Sunday, August 30, 2009

Why are seniors opposing health reform?

I've seen this mentioned in numerous places. It looks like the older you are, the less likely you are to favor some sort of health reform. Note Andrew Gelman's nice graph:
The usual interpretation is that it has something to do with interests. Seniors already have government-funded health care and they are distrustful of the idea of extending it to others, thinking it will happen at their expense. But I think there's a much simpler answer: older people are more conservative than younger people:
Sure, partisanship has something to do with interest, but it's far from the whole story. And I'm more likely to believe that people favor or oppose a bill because of their partisan predispositions than because of the policy substance of the legislation.

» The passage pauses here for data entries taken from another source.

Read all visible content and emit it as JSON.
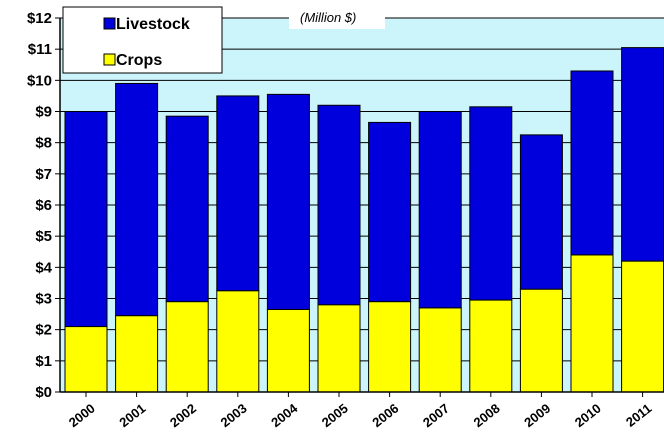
{
  "subtitle": "(Million $)",
  "colors": {
    "plot_background": "#ccf5fb",
    "crops": "#ffff00",
    "livestock": "#0000dd"
  },
  "chart_data": {
    "type": "bar",
    "stacked": true,
    "categories": [
      "2000",
      "2001",
      "2002",
      "2003",
      "2004",
      "2005",
      "2006",
      "2007",
      "2008",
      "2009",
      "2010",
      "2011"
    ],
    "series": [
      {
        "name": "Crops",
        "values": [
          2.1,
          2.45,
          2.9,
          3.25,
          2.65,
          2.8,
          2.9,
          2.7,
          2.95,
          3.3,
          4.4,
          4.2
        ]
      },
      {
        "name": "Livestock",
        "values": [
          6.9,
          7.45,
          5.95,
          6.25,
          6.9,
          6.4,
          5.75,
          6.3,
          6.2,
          4.95,
          5.9,
          6.85
        ]
      }
    ],
    "y_tick_labels": [
      "$0",
      "$1",
      "$2",
      "$3",
      "$4",
      "$5",
      "$6",
      "$7",
      "$8",
      "$9",
      "$10",
      "$11",
      "$12"
    ],
    "ylim": [
      0,
      12
    ],
    "grid": true,
    "legend": {
      "placement": "top-left",
      "entries": [
        "Livestock",
        "Crops"
      ]
    }
  }
}
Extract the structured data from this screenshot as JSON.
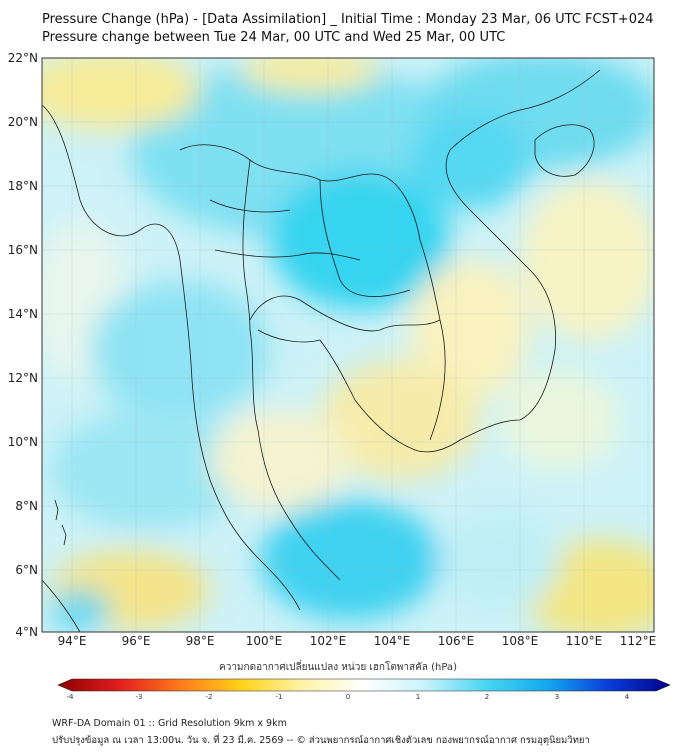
{
  "header": {
    "title_line1": "Pressure Change (hPa) - [Data Assimilation] _ Initial Time : Monday 23 Mar, 06 UTC FCST+024",
    "title_line2": "Pressure change between Tue 24 Mar, 00 UTC and Wed 25 Mar, 00 UTC"
  },
  "map": {
    "lat_ticks": [
      "22°N",
      "20°N",
      "18°N",
      "16°N",
      "14°N",
      "12°N",
      "10°N",
      "8°N",
      "6°N",
      "4°N"
    ],
    "lon_ticks": [
      "94°E",
      "96°E",
      "98°E",
      "100°E",
      "102°E",
      "104°E",
      "106°E",
      "108°E",
      "110°E",
      "112°E"
    ],
    "colors": {
      "increase": "#1ec8ee",
      "decrease": "#f5e070",
      "neutral": "#f4fbfb",
      "border": "#1a1a1a"
    }
  },
  "colorbar": {
    "label": "ความกดอากาศเปลี่ยนแปลง หน่วย เฮกโตพาสคัล (hPa)",
    "ticks": [
      "-4",
      "-3",
      "-2",
      "-1",
      "0",
      "1",
      "2",
      "3",
      "4"
    ],
    "colors": {
      "low": "#8b0000",
      "mid": "#ffffff",
      "high": "#00008b"
    }
  },
  "footer": {
    "line1": "WRF-DA Domain 01 :: Grid Resolution 9km x 9km",
    "line2": "ปรับปรุงข้อมูล ณ เวลา 13:00น. วัน จ. ที่ 23 มี.ค. 2569 -- © ส่วนพยากรณ์อากาศเชิงตัวเลข กองพยากรณ์อากาศ กรมอุตุนิยมวิทยา"
  }
}
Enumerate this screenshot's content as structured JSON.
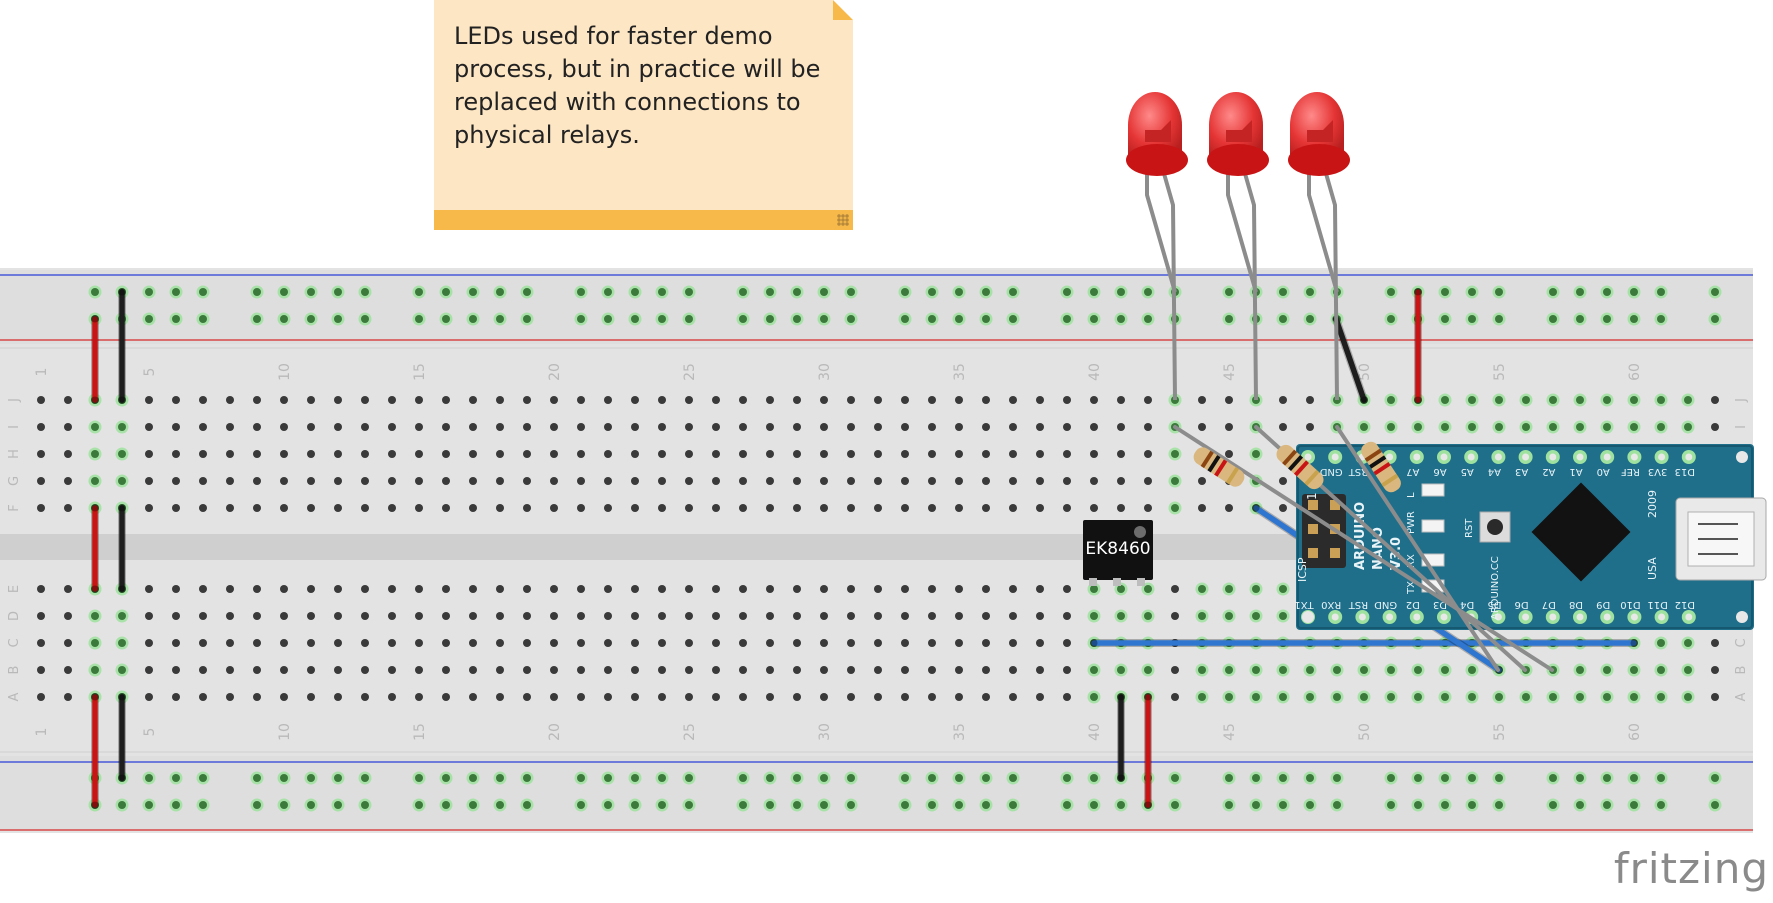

Update: Ah, it appears Ezra Klein and I park our cars in the same garage:
Seniors are also the most conservative segment of the population and are getting more so. They constitute not only the sole age group that Obama lost in last year's election, but also the sole age group in which his results were worse than those of John Kerry in 2004. And both Obama and Kerry underperformed Al Gore's 2000 results.

"The Roosevelt seniors are being replaced by the Reagan seniors," says Paul Begala, who helped run Clinton's 1992 campaign. A May poll by the Pew Research Center found that for the first time in 20 years, the GOP is now an older party than the Democrats.

[...]

But taken as a whole, the attitudes seniors express on health care are arguably the greatest vote of confidence anyone has offered reform. Seniors live in America's version of Canada. They have single-payer health care. And they love it. They love it so much that they've got the chairman of the RNC swearing to protect it.

2 comments:

Milan said...

The other day, Huckabee made a comment that "Ted Kennedy would have been urged to die under Obamacare".

How big of an impact do you think these fear variables, such as "death panels" are making on the seniors' opposition toward healthcare reform? Is it a huge impact, or very small?

Seth Masket said...

Huckabee's comments were ill-informed, inappropriate, and just plain wrong. That said, I'm not sure how much talk of "death panels" and other things are influencing seniors. My impression is that this sort of talk is providing a rallying point for opposition to health reform, but it's rallying people who didn't support Obama and weren't likely to support his health reform plans anyway. That's not nothing -- an organized minority is more powerful than a disorganized one, but it's still a minority.